Adobe Apollo: First Impressions
The first glimpse of Adobe Apollo has arrived: http://video.google.com/videoplay?docid=1551903488172905143 (via Mike Chambers http://weblogs.macromedia.com/mesh/archives/2006/11/video_leveragin.html)
The HTML + Flash integration is definitely sweet. I've long had the opinion that Flash just isn't as good as HTML at doing certain things, so being able use HTML for your grids and Flash for your videos, but then being able to apply animations, effects, etc. to everything is great.
Free tools are promised, which solves another of Macromedia's biggest mistakes with Flash... let's just hope they aren't stripped down versions like Flex offers (note to Adobe: if you are going to offer some server side stuff, name it something else instead of making it part of the "Enterprise" Apollo dev license).
However, right off the bat I do see some problems.
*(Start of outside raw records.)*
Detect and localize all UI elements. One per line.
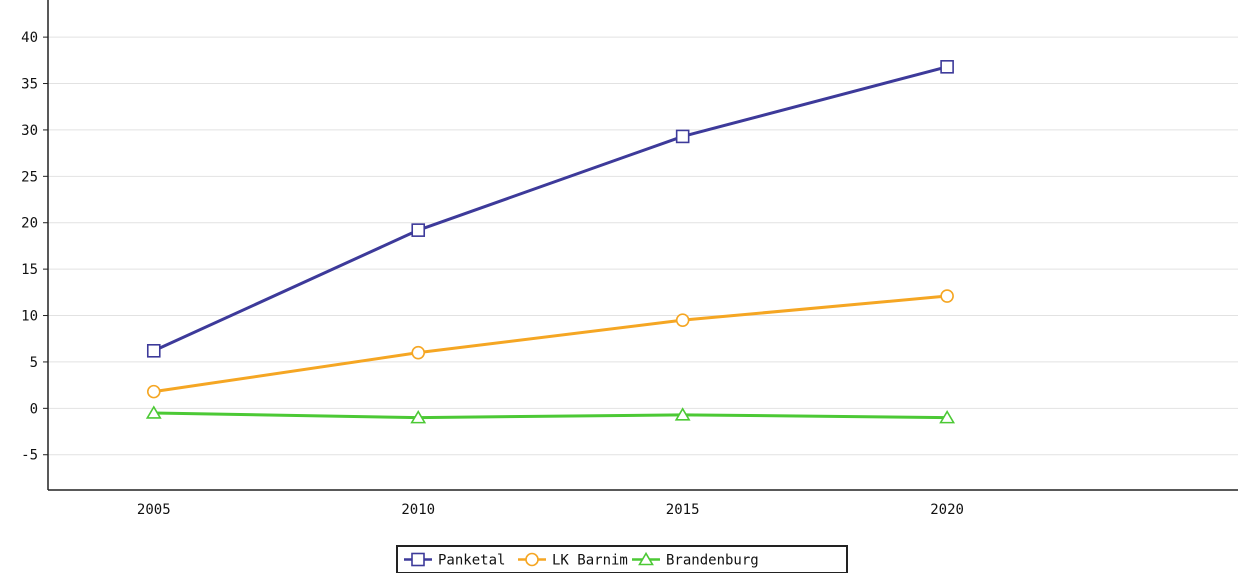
legend-box xyxy=(396,545,848,573)
data-point-square xyxy=(675,129,690,144)
data-point-circle xyxy=(146,384,161,399)
legend-marker-circle xyxy=(525,552,539,567)
data-point-circle xyxy=(675,313,690,327)
data-point-square xyxy=(146,343,161,358)
y-tick-label: 15 xyxy=(21,262,38,278)
data-point-triangle xyxy=(939,410,956,424)
x-tick-label: 2005 xyxy=(137,502,171,518)
y-tick-label: -5 xyxy=(21,448,38,464)
x-tick-label: 2015 xyxy=(666,502,700,518)
data-point-square xyxy=(940,60,954,74)
y-tick-label: 40 xyxy=(21,30,38,46)
y-tick-label: 20 xyxy=(21,216,38,232)
series-line xyxy=(153,294,948,394)
series-group xyxy=(145,60,956,424)
x-tick-label: 2020 xyxy=(930,502,964,518)
y-tick-label: 35 xyxy=(21,77,38,93)
legend-item-panketal[interactable]: Panketal xyxy=(404,553,505,569)
legend-label: Brandenburg xyxy=(666,553,759,569)
legend-item-lk-barnim[interactable]: LK Barnim xyxy=(518,553,628,569)
legend-label: LK Barnim xyxy=(552,553,628,569)
legend-marker-triangle xyxy=(638,551,654,566)
x-tick-label: 2010 xyxy=(401,502,435,518)
y-tick-label: 0 xyxy=(30,401,38,417)
y-tick-label: 30 xyxy=(21,123,38,139)
y-tick-label: 25 xyxy=(21,169,38,185)
legend[interactable]: Panketal LK Barnim Brandenburg xyxy=(396,545,848,573)
series-line xyxy=(153,411,948,420)
y-tick-label: 10 xyxy=(21,309,38,325)
series-lk-barnim xyxy=(146,289,954,399)
y-axis-ticks: -5 0 5 10 15 20 25 30 35 40 xyxy=(21,30,48,464)
legend-marker-square xyxy=(411,552,425,567)
series-panketal xyxy=(146,60,954,358)
data-point-triangle xyxy=(410,410,427,424)
gridlines xyxy=(48,36,1238,456)
data-point-circle xyxy=(411,345,426,360)
legend-item-brandenburg[interactable]: Brandenburg xyxy=(632,551,759,569)
data-point-square xyxy=(411,223,426,237)
series-brandenburg xyxy=(145,405,956,424)
x-axis-ticks: 2005 2010 2015 2020 xyxy=(137,502,964,518)
data-point-triangle xyxy=(674,407,691,421)
data-point-circle xyxy=(940,289,954,303)
legend-label: Panketal xyxy=(438,553,505,569)
series-line xyxy=(153,65,948,353)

Macromedia promises that you'll be able to reuse existing HTML/CSS/Javascript applications... but if I'm going to be able to reuse my apps, why the hell did they chose the WebKit/Safari engine instead of the Mozilla one? Really, that was a huge mistake. Things are already bad enough having to debug IE and Mozilla, now they want us to learn all the quirks about WebKit. I don't care if IE8, Mozilla 3, and the next WebKit release claim 100% CSS2 compliance, you'll still have to test in all of them because of rendering bugs and other off-spec differences.
They made the same mistake with Flash Video. First, they chose a slightly modified H.263 codec for video then they license this codec from a company no one has ever heard of before for the next version. If you build applications that generate SWF content and invested in adding Flash video support to your app for Version 6, you have to license video code from a completely different company for Version 7 (and pay many times more to On2 for their codec than you ever dreamed of paying for supporting the Sorenson codec). They could have just chosen a more standard codec like MPEG4, but they had to chose a cheap knock off because it fit their budget and their lazy developer's time constraints. They should have considered the constraints it would put on people trying to create tools that run on top of their platform instead.
Apollo is not a replacement for Flash. It is a runtime. This means it competes with .NET and Java. This means you won't browse to Apollo applications, you will install them. It also means that even if you like IE or Mozilla you'll have to kiss them goodbye when "browsing" an Apollo application. If Apollo requires an admin install or reboot like .NET and Java, then they just managed to eliminate one of the major benefits of writing web apps in the first place with this "Next Gen" engine. Also, if I am going to install a framework / runtime on all my clients, why the hell would I want to write all my apps for a Javascript based client with no existing libraries than in a mature runtime like JRE or .NET that has thousands of 3rd party libraries available, lets me take full advantage of the machine's capabilities, and supports a decent programming language? Somewhere along the line, Macromedia forgot that the reason Flash succeeded was not because it was such a kick-ass technology that does things no other technology can do, but because it delivered in a 30 second install with next to zero impact.
So, is Apollo a cool idea? Yes. Does it have some major issues that will put it in the same recycle bin as Central? Possibly. At least they don't have the restrictive Central licensing, but they are once again trying to provide us with a poor excuse for a desktop runtime that provides little benefit for all the hassle. I'm starting to agree with Marc here. They should just play with existing tools and stop wasting money trying to reinvent the wheel.